Pre-draft measurables
| Height | Weight | Arm length | Hand span | 40-yard dash | 10-yard split | 20-yard split | 20-yard shuttle | Three-cone drill | Vertical jump | Broad jump | Bench press |
| 5 ft 10 in (1.78 m) | 202 lb (92 kg) | 30+1⁄2 in (0.77 m) | 8+7⁄8 in (0.23 m) | 4.50 s | 1.56 s | 2.57 s | 3.95 s | 6.72 s | 40.0 in (1.02 m) | 10 ft 7 in (3.23 m) | 17 reps |
All values from NFL Combine

===Baltimore Ravens===
Martin was selected by the Baltimore Ravens in the sixth round (208th overall) in the 2006 NFL draft. He was the first-ever player to be selected by the Ravens out of the University of Wyoming. In his rookie season, he played in eight games posting four tackles. He made his NFL debut versus the Carolina Panthers on October 15. In the 2007 season, he made 32 tackles.

===Green Bay Packers===
On September 5, 2009, Martin was traded to the Green Bay Packers for tackle Tony Moll. He was the Packers' Special Team ace in the 2009 season and was one of the Packers' two Special Teams captains (along with linebacker Desmond Bishop) in Green Bay's playoff loss at Arizona.

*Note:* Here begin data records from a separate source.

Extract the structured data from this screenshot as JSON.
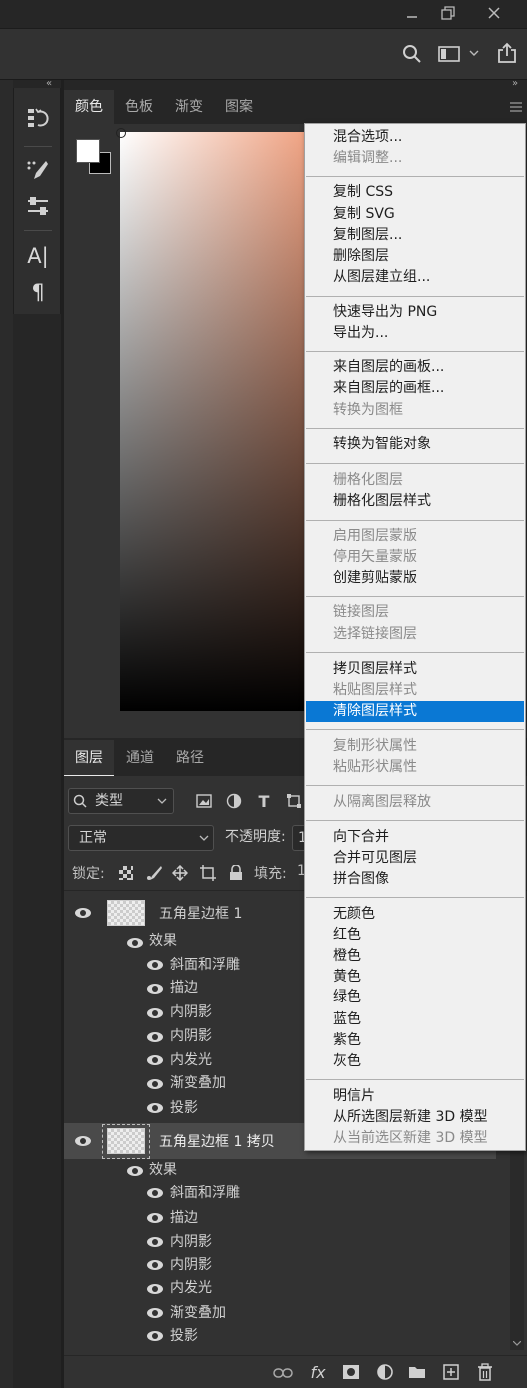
{
  "window": {
    "minimize_icon": "minimize-icon",
    "restore_icon": "restore-icon",
    "close_icon": "close-icon"
  },
  "color_panel": {
    "tabs": [
      "颜色",
      "色板",
      "渐变",
      "图案"
    ],
    "spectrum_colors": {
      "top_right": "#f0a383",
      "top_left": "#ffffff",
      "bottom": "#000000"
    }
  },
  "layers_panel": {
    "tabs": [
      "图层",
      "通道",
      "路径"
    ],
    "filter_label": "类型",
    "blend_mode": "正常",
    "opacity_label": "不透明度:",
    "opacity_value": "1",
    "lock_label": "锁定:",
    "fill_label": "填充:",
    "fill_value": "1",
    "layers": [
      {
        "name": "五角星边框 1",
        "effects_label": "效果",
        "effects": [
          "斜面和浮雕",
          "描边",
          "内阴影",
          "内阴影",
          "内发光",
          "渐变叠加",
          "投影"
        ]
      },
      {
        "name": "五角星边框 1 拷贝",
        "effects_label": "效果",
        "effects": [
          "斜面和浮雕",
          "描边",
          "内阴影",
          "内阴影",
          "内发光",
          "渐变叠加",
          "投影"
        ]
      }
    ],
    "bottom_fx": "fx"
  },
  "menu": {
    "items": [
      {
        "label": "混合选项..."
      },
      {
        "label": "编辑调整..."
      },
      {
        "label": "复制 CSS"
      },
      {
        "label": "复制 SVG"
      },
      {
        "label": "复制图层..."
      },
      {
        "label": "删除图层"
      },
      {
        "label": "从图层建立组..."
      },
      {
        "label": "快速导出为 PNG"
      },
      {
        "label": "导出为..."
      },
      {
        "label": "来自图层的画板..."
      },
      {
        "label": "来自图层的画框..."
      },
      {
        "label": "转换为图框"
      },
      {
        "label": "转换为智能对象"
      },
      {
        "label": "栅格化图层"
      },
      {
        "label": "栅格化图层样式"
      },
      {
        "label": "启用图层蒙版"
      },
      {
        "label": "停用矢量蒙版"
      },
      {
        "label": "创建剪贴蒙版"
      },
      {
        "label": "链接图层"
      },
      {
        "label": "选择链接图层"
      },
      {
        "label": "拷贝图层样式"
      },
      {
        "label": "粘贴图层样式"
      },
      {
        "label": "清除图层样式"
      },
      {
        "label": "复制形状属性"
      },
      {
        "label": "粘贴形状属性"
      },
      {
        "label": "从隔离图层释放"
      },
      {
        "label": "向下合并"
      },
      {
        "label": "合并可见图层"
      },
      {
        "label": "拼合图像"
      },
      {
        "label": "无颜色"
      },
      {
        "label": "红色"
      },
      {
        "label": "橙色"
      },
      {
        "label": "黄色"
      },
      {
        "label": "绿色"
      },
      {
        "label": "蓝色"
      },
      {
        "label": "紫色"
      },
      {
        "label": "灰色"
      },
      {
        "label": "明信片"
      },
      {
        "label": "从所选图层新建 3D 模型"
      },
      {
        "label": "从当前选区新建 3D 模型"
      }
    ],
    "highlight_color": "#0a78d4"
  }
}
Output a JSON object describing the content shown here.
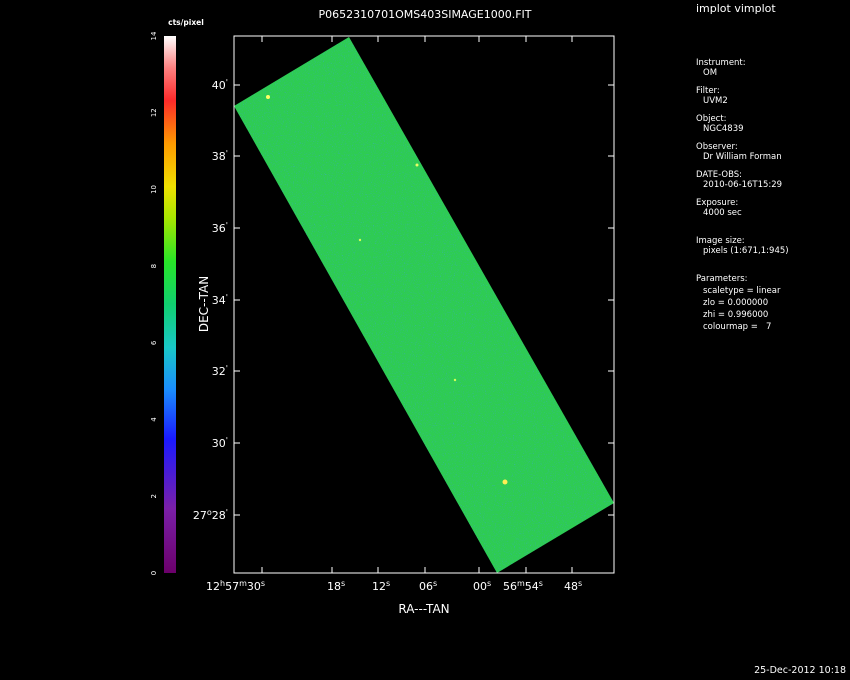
{
  "title": "P0652310701OMS403SIMAGE1000.FIT",
  "app_label": "implot vimplot",
  "footer_date": "25-Dec-2012 10:18",
  "colorbar": {
    "label": "cts/pixel",
    "ticks": [
      "0",
      "2",
      "4",
      "6",
      "8",
      "10",
      "12",
      "14"
    ],
    "max": 14
  },
  "axes": {
    "xlabel": "RA---TAN",
    "ylabel": "DEC--TAN",
    "x_ticks": [
      {
        "main": "12",
        "sup1": "h",
        "mid": "57",
        "sup2": "m",
        "last": "30",
        "sup3": "s"
      },
      {
        "main": "18",
        "sup1": "s"
      },
      {
        "main": "12",
        "sup1": "s"
      },
      {
        "main": "06",
        "sup1": "s"
      },
      {
        "main": "00",
        "sup1": "s"
      },
      {
        "main": "56",
        "sup1": "m",
        "mid": "54",
        "sup2": "s"
      },
      {
        "main": "48",
        "sup1": "s"
      }
    ],
    "y_ticks": [
      {
        "main": "40",
        "sup": "'"
      },
      {
        "main": "38",
        "sup": "'"
      },
      {
        "main": "36",
        "sup": "'"
      },
      {
        "main": "34",
        "sup": "'"
      },
      {
        "main": "32",
        "sup": "'"
      },
      {
        "main": "30",
        "sup": "'"
      },
      {
        "main": "27",
        "sup": "o",
        "main2": "28",
        "sup2": "'"
      }
    ]
  },
  "info": {
    "instrument_key": "Instrument:",
    "instrument": "OM",
    "filter_key": "Filter:",
    "filter": "UVM2",
    "object_key": "Object:",
    "object": "NGC4839",
    "observer_key": "Observer:",
    "observer": "Dr William Forman",
    "date_key": "DATE-OBS:",
    "date": "2010-06-16T15:29",
    "exposure_key": "Exposure:",
    "exposure": "4000 sec",
    "imagesize_key": "Image size:",
    "imagesize": "pixels (1:671,1:945)",
    "params_key": "Parameters:",
    "params": [
      "scaletype = linear",
      "zlo = 0.000000",
      "zhi = 0.996000",
      "colourmap =   7"
    ]
  },
  "colors": {
    "background": "#000000",
    "image_base": "#2ecc52",
    "frame": "#ffffff"
  }
}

Martin was placed on injured reserve when he sustained a knee injury against the Washington Redskins on October 10, 2010. Martin also recorded an interception, which he returned 15 yards that season.

On March 2, 2011, Martin was released by the Packers.

===New York Giants===
Derrick Martin signed with the New York Giants on August 15, 2011. He got his second Super Bowl championship in a row when the Giants defeated the New England Patriots in Super Bowl XLVI. Following the season, he became an unrestricted free agent.

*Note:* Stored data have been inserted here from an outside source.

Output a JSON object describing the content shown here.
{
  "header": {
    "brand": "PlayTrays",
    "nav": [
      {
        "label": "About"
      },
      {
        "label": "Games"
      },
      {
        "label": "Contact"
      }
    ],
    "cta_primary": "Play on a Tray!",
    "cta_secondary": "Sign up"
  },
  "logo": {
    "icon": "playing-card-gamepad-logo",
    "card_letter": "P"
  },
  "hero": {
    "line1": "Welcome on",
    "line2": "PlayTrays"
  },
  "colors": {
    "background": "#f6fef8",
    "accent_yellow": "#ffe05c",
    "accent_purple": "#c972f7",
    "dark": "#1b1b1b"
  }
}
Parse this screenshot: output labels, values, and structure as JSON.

===New England Patriots===
On August 4, 2012, Martin signed with the New England Patriots. Martin was released by the Patriots on August 31, 2012 during final cuts, and was re-signed by the Patriots on October 31, 2012.

===Chicago Bears===
On August 11, 2013, Martin signed with the Chicago Bears but was released on August 25. He was brought back by the Bears on November 13 after Charles Tillman was placed on injured reserve. Martin appeared in seven games in 2013 for the Bears, recording a tackle on defense and six on special teams. Martin was a free agent after 2013, but on February 24, 2014, he signed a one-year deal with Chicago. He was waived on May 28, 2014.

==NFL career statistics==

Legend
| Bold | Career high |

===Regular season===

Year: Team; Games; Tackles; Interceptions; Fumbles
GP: GS; Cmb; Solo; Ast; Sck; TFL; Int; Yds; TD; Lng; PD; FF; FR; Yds; TD
2006: BAL; 8; 0; 5; 4; 1; 0.0; 0; 0; 0; 0; 0; 0; 0; 0; 0; 0
2007: BAL; 16; 3; 40; 32; 8; 0.0; 0; 2; 3; 0; 3; 7; 0; 1; 0; 0
2008: BAL; 4; 0; 1; 1; 0; 0.0; 0; 0; 0; 0; 0; 0; 0; 0; 0; 0
2009: GNB; 14; 1; 25; 20; 5; 0.0; 0; 0; 0; 0; 0; 0; 0; 0; 0; 0
2010: GNB; 5; 0; 9; 6; 3; 0.0; 0; 1; 15; 0; 15; 1; 0; 0; 0; 0
2011: NYG; 14; 0; 12; 8; 4; 0.0; 0; 0; 0; 0; 0; 0; 0; 0; 0; 0
2012: NWE; 5; 0; 5; 4; 1; 1.0; 1; 0; 0; 0; 0; 0; 0; 0; 0; 0
2013: CHI; 7; 0; 3; 2; 1; 0.0; 0; 0; 0; 0; 0; 0; 0; 0; 0; 0
73; 4; 100; 77; 23; 1.0; 1; 3; 18; 0; 15; 8; 0; 1; 0; 0

===Playoffs===

Year: Team; Games; Tackles; Interceptions; Fumbles
GP: GS; Cmb; Solo; Ast; Sck; TFL; Int; Yds; TD; Lng; PD; FF; FR; Yds; TD
2011: NYG; 4; 0; 1; 1; 0; 0.0; 0; 0; 0; 0; 0; 0; 0; 0; 0; 0
4; 0; 1; 1; 0; 0.0; 0; 0; 0; 0; 0; 0; 0; 0; 0; 0

==Home invasion==
On January 20, 2013, Martin's home was invaded while he was out with his team at the AFC Championship game where the Baltimore Ravens defeated the Patriots 28-13; two masked men back-forced their way into Martin's home in Aurora and held his wife Alexa Martin, and their three children at gunpoint. The police did not get a good enough description of the suspects to pursue a case. Police spokeswoman Cassidee Carlson said the suspects took some valuables, but wouldn't go into further detail about what was taken.